What sort of things would you not be permitted to do?
“Like a sleepover. I mean, my parents didn’t understand sleepovers, for what? And other things with the kids, you know. So I was always sort of kept apart.”
Czech Cleveland
“That whole, that East 131st, there were the bakers, the butchers, and when my grandmother visited us in 1964, it was great because whatever store she would go into, not everybody, but there was always someone who could speak Czech. My mother got the job at the bank because she spoke Czech. We walked to the Sokol, and my parents were very active in the Sokol and we were there at least four nights a week, always either my mother or somebody was there, though my father didn’t… Did he gym back then? Okay, he gymned back then but then he was more of a meeting person than really a gymnast, but I basically grew up in a Sokol, which was nice.”
Czech-Czech
“I never felt I was Czech-Czech, because I didn’t grow up there. So, I was visiting, but because I spoke Czech, I fell in. But I had the same feeling when I went back to France, because I did speak French and so I wasn’t quite the foreigner, because I was able to understand and communicate and function.
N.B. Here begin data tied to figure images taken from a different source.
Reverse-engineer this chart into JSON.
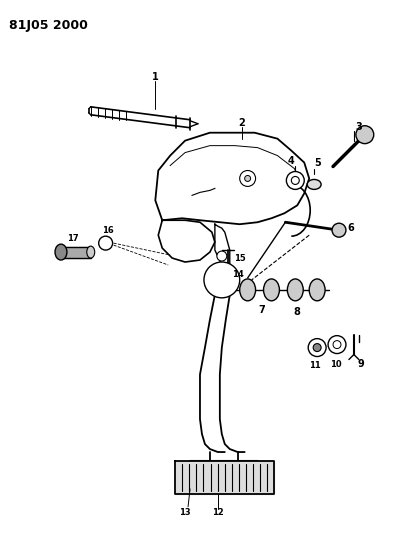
{
  "title": "81J05 2000",
  "bg_color": "#ffffff",
  "line_color": "#000000",
  "fig_width": 3.94,
  "fig_height": 5.33,
  "dpi": 100
}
And because France was a lot more similar to the States and the way I had lived here, so I could say I was almost more comfortable in France than I was in Czechoslovakia at that time.”
Success in France
“I personally think that my father probably would have done better financially if he had stayed in Europe. Because he worked with an attitude of a European – you stay with one company for 30 years, retire, instead of changing companies and financially making those big leaps. Even though he was a very hard worker, I think he could have done better.”